Opinião

Estado tem obrigação constitucional de reconhecer função social da empresa

Autor

  • Francisco Soares Campelo Filho

    é advogado e professor da Escola Superior da Magistratura do Estado do Piauí (Esmepi). Doutorando em Direito e Políticas Publicas pelo Centro Universitário de Brasília (UniCEUB) mestre em Direito Público pela Universidade do Vale do Rio dos Sinos (Unisinos) e membro da Comissão de Ensino Jurídico do Conselho Federal da Ordem dos Advogados do Brasil.

27 de novembro de 2016, 6h30

A atividade empresarial no Brasil é vitimada por uma nefasta cultura comum que coloca o seu agente, o empresário[1], como um vilão, explorador do trabalho e que visa unicamente o acúmulo de riqueza[2].

É preciso, contudo, desmistificar esse pensamento secular (medieval), considerando que, na verdade, a atividade empresarial cumpre uma função social essencial para o desenvolvimento socioeconômico do país, em que pese o lucro[3] ser algo inerente àquela própria atividade, e isso é por demais óbvio, porque não se empreende uma atividade empresária, onde se investe tempo e capital, sem que a obtenção de lucro não esteja dentre os seus objetivos.

A questão é que, muito mais que o lucro, a empresa cumpre uma função social das mais relevantes, a qual, dada a sua importância, está inserida na própria Carta Constitucional de 1988.

De fato, em análise à vigente Constituição brasileira depreende-se que o legislador constituinte reconheceu a importância da atividade empresarial, podendo-se inferir que função social da empresa é (deve ser) alcançada na medida em que se observa a solidariedade (Constituição, artigo 3°, inciso I), a promoção da justiça social (Constituição, artigo 170, caput), se respeita a livre iniciativa (Constituição, artigo 170, caput, e artigo 1°, inciso IV), se busca o pleno emprego (Constituição, artigo 170, inciso VIII) e a redução das desigualdades sociais (Constituição, artigo 170, inciso VII), reconhece o valor social do trabalho (Constituição, artigo 1°, inciso IV) e da dignidade da pessoa humana (Constituição, artigo 1°, inciso III), enfim.        

É preciso ressaltar que a os valores sociais do trabalho e da livre iniciativa estão elencados como princípios fundamentais do Estado Democrático de Direito (artigo 1º, IV, da Constituição de 1988), ou seja, são fundamentos, base, servindo de estrutura de sustentação do modelo (neo)liberal e social (não)intervencionista escolhido pelo legislador constituinte[4].

Deve ser observado, ainda, que o próprio legislador infraconstitucional brasileiro, antes mesmo de todos os comandos constitucionais supra citados, já na Lei das Sociedades Anônimas (Lei 6.404/76), nos artigo 116, parágrafo único e 154, se pronunciava sobre o cumprimento de uma função social por parte das sociedades empresárias

"Artigo 116. […]

Parágrafo único.

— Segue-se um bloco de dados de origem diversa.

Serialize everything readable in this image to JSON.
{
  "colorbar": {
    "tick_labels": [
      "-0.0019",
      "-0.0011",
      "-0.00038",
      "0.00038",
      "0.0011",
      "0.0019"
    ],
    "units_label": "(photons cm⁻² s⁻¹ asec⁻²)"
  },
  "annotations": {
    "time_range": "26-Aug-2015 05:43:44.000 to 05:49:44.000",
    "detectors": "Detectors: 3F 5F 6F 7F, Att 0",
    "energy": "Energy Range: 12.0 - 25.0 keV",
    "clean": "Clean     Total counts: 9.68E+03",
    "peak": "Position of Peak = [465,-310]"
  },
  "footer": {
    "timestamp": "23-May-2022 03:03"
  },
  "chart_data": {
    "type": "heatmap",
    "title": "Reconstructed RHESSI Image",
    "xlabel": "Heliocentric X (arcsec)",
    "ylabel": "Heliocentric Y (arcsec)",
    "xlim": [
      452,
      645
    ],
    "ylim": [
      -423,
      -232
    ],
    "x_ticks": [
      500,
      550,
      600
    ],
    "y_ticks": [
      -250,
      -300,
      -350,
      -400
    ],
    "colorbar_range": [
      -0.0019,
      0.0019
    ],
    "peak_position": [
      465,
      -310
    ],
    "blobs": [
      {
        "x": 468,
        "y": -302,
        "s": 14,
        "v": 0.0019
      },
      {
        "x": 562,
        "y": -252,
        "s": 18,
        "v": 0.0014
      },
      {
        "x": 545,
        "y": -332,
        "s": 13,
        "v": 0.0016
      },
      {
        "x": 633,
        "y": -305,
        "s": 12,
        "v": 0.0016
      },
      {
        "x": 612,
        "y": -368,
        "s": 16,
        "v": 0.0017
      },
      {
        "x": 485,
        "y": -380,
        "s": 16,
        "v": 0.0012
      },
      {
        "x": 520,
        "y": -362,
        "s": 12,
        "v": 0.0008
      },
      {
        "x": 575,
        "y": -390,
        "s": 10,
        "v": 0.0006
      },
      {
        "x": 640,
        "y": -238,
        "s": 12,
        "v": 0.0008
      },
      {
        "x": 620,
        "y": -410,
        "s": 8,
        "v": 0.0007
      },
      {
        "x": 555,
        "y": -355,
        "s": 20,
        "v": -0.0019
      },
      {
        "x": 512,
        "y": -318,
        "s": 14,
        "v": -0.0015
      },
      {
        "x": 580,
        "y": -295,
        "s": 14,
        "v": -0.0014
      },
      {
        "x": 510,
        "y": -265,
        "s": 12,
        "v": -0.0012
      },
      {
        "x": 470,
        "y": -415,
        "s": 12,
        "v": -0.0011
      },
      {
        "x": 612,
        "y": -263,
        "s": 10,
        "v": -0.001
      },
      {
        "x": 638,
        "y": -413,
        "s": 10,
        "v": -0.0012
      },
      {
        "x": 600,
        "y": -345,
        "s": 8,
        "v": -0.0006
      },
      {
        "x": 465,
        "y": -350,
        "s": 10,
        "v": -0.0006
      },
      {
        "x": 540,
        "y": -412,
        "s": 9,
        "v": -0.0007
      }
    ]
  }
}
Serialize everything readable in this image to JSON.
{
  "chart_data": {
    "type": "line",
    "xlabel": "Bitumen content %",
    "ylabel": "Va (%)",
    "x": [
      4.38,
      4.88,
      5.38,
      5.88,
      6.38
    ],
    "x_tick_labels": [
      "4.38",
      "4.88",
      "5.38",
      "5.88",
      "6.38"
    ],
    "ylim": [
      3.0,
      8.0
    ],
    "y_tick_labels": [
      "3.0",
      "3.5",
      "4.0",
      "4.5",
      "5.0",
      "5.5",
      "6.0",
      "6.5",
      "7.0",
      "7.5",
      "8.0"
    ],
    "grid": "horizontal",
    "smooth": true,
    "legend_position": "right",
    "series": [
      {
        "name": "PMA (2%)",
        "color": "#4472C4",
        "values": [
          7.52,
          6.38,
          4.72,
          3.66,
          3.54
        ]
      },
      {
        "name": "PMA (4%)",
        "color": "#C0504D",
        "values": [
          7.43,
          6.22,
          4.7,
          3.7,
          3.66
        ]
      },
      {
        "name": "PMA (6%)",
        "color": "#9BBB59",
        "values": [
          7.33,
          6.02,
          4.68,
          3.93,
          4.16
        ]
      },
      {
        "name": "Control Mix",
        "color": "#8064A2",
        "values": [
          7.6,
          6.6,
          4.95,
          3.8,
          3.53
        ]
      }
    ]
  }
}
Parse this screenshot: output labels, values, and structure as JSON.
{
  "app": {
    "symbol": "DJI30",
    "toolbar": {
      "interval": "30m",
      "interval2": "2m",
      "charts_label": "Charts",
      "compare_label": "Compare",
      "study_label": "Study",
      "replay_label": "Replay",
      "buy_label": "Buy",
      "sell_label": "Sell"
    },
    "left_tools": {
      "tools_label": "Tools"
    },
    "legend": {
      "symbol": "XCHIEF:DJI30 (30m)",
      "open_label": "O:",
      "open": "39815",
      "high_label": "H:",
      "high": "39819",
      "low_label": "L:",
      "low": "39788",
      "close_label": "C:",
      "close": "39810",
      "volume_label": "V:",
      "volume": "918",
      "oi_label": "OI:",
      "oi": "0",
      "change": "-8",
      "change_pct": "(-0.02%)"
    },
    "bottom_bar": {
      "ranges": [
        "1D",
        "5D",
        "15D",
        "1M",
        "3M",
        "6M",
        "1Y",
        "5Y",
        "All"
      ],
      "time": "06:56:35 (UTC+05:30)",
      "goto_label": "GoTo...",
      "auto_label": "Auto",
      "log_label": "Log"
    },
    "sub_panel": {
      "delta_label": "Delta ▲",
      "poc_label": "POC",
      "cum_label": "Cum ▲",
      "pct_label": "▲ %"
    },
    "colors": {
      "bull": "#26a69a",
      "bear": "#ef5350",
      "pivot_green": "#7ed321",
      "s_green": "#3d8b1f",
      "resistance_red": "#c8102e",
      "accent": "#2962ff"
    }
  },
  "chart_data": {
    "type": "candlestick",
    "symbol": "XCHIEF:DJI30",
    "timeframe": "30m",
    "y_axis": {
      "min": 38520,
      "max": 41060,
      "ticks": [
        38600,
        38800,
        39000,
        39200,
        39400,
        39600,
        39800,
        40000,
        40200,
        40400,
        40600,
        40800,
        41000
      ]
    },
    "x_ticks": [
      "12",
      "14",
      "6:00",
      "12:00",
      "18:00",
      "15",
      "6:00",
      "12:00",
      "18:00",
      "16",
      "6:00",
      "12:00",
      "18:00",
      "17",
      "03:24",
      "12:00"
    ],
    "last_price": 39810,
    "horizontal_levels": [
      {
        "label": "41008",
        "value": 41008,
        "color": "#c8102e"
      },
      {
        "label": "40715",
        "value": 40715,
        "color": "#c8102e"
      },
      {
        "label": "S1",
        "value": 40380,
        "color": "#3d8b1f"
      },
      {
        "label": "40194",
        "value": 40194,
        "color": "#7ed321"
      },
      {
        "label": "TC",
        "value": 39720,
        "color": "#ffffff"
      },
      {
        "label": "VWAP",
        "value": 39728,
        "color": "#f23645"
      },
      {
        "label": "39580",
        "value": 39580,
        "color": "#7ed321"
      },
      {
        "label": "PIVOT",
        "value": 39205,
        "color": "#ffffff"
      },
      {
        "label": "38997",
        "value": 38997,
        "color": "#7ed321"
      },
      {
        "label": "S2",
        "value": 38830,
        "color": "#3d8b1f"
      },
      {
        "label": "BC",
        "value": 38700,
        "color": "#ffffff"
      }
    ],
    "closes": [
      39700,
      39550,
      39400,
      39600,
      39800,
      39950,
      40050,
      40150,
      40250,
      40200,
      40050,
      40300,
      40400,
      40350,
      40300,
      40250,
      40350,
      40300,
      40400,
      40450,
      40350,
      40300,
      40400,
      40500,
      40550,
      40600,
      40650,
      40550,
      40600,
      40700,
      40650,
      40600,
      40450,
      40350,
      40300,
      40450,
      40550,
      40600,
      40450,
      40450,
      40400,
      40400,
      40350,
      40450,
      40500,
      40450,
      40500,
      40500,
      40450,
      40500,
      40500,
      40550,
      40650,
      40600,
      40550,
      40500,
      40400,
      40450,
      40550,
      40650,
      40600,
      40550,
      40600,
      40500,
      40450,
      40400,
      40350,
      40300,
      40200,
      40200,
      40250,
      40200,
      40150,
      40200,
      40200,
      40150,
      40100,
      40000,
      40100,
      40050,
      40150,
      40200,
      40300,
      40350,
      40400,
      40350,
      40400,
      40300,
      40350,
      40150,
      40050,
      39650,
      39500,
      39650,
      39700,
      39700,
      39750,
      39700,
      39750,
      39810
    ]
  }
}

O acionista controlador deve usar o poder com o fim de fazer a companhia realizar o seu objeto e cumprir sua função social, e tem deveres e responsabilidades para com os demais acionistas da empresa, os que nela trabalham e para com a comunidade em que atua, cujos direitos e interesses deve lealmente respeitar e atender.

[…]

Artigo 154. O administrador deve exercer as atribuições que a lei e o estatuto lhe conferem para lograr os fins e no interesse da companhia, satisfeitas as exigências do bem público e da função social da empresa".

Também a Lei de Recuperação Judicial (Lei 11.101/2005), em seu artigo 47, que fundamenta o próprio instituto da recuperação também reconhece a função social da empresa e a necessidade de preservação da mesma.

"Artigo 47. A recuperação judicial tem por objetivo viabilizar a superação da situação de crise econômico-financeira do devedor, a fim de permitir a manutenção da fonte produtora, do emprego dos trabalhadores e dos interesses dos credores, promovendo, assim, a preservação da empresa, sua função social e o estímulo à atividade econômica".

O Supremo Tribunal Federal, através de acórdão de relatoria do ministro Cezar Peluso, nos autos do Agravo de Instrumento 831.020, publicado no DJe-158, de 13 de agosto de 2012[5], ensina que o direito de propriedade, seja material ou imaterial, deve ser exercício observando-se a função social da empresa, e ainda ressaltando que a observância da função social do direito que se exerce encontra-se disseminada por toda a Carta Magna.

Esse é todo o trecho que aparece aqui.